Some Important Caveats

These ten steps are provided as a general guide to help you plan your approach to having conversations with racist loved ones about #BlackLivesMatter. Keep in mind that these strategies are pulled from argumentative writing techniques, and in conversations, things may not quite go as planned. Be prepared, but if you’re feeling over your head, it’s ok to change the subject and try again later after you’ve done more research.

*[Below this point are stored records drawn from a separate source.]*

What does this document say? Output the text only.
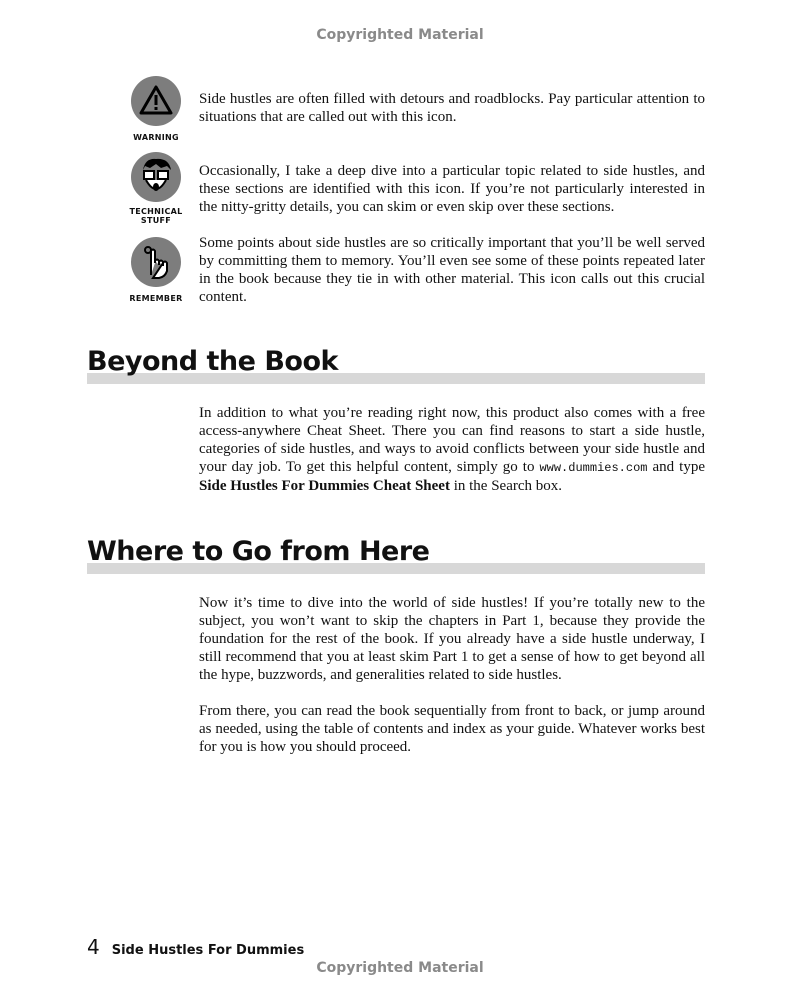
Copyrighted Material
WARNING

Side hustles are often filled with detours and roadblocks. Pay particular attention to situations that are called out with this icon.

TECHNICAL STUFF

Occasionally, I take a deep dive into a particular topic related to side hustles, and these sections are identified with this icon. If you’re not particularly interested in the nitty-gritty details, you can skim or even skip over these sections.

REMEMBER

Some points about side hustles are so critically important that you’ll be well served by committing them to memory. You’ll even see some of these points repeated later in the book because they tie in with other material. This icon calls out this crucial content.

Beyond the Book

In addition to what you’re reading right now, this product also comes with a free access-anywhere Cheat Sheet. There you can find reasons to start a side hustle, categories of side hustles, and ways to avoid conflicts between your side hustle and your day job. To get this helpful content, simply go to www.dummies.com and type Side Hustles For Dummies Cheat Sheet in the Search box.

Where to Go from Here

Now it’s time to dive into the world of side hustles! If you’re totally new to the subject, you won’t want to skip the chapters in Part 1, because they provide the foundation for the rest of the book. If you already have a side hustle underway, I still recommend that you at least skim Part 1 to get a sense of how to get beyond all the hype, buzzwords, and generalities related to side hustles.

From there, you can read the book sequentially from front to back, or jump around as needed, using the table of contents and index as your guide. Whatever works best for you is how you should proceed.

4 Side Hustles For Dummies
Copyrighted Material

If you are dependent on your racist family member or friend because they are providing your with a place to live, food to eat, and/or necessary/life-saving financial assistance and/or if you are locked into a toxic or abusive situation with them and do not currently have a safe way to get out, do not endanger yourself by trying to have these #BLM conversations. Instead, find another way to be an activist that keeps you safe.

What Did I Miss?

Do you have any other strategies or approaches for talking to difficult friends or family members about challenging topics? What are your suggestions? Please share in the comments below.

1 reply »

  1. I’ve had some issues vaguely along these lines. My husband decided to let me know that he disagrees with elements of BLM while we were out with one of my friends (who happens to be black). He barely knows her, but didn’t think to check with me beforehand whether it’d be a good time to start arguing. Let’s just say it didn’t end up well. Later that day she asked me how annoyed I would be if she kicked him in the balls! And I genuinely had no idea if she was joking or not, Lol. He was really aggressive and insensitive about it.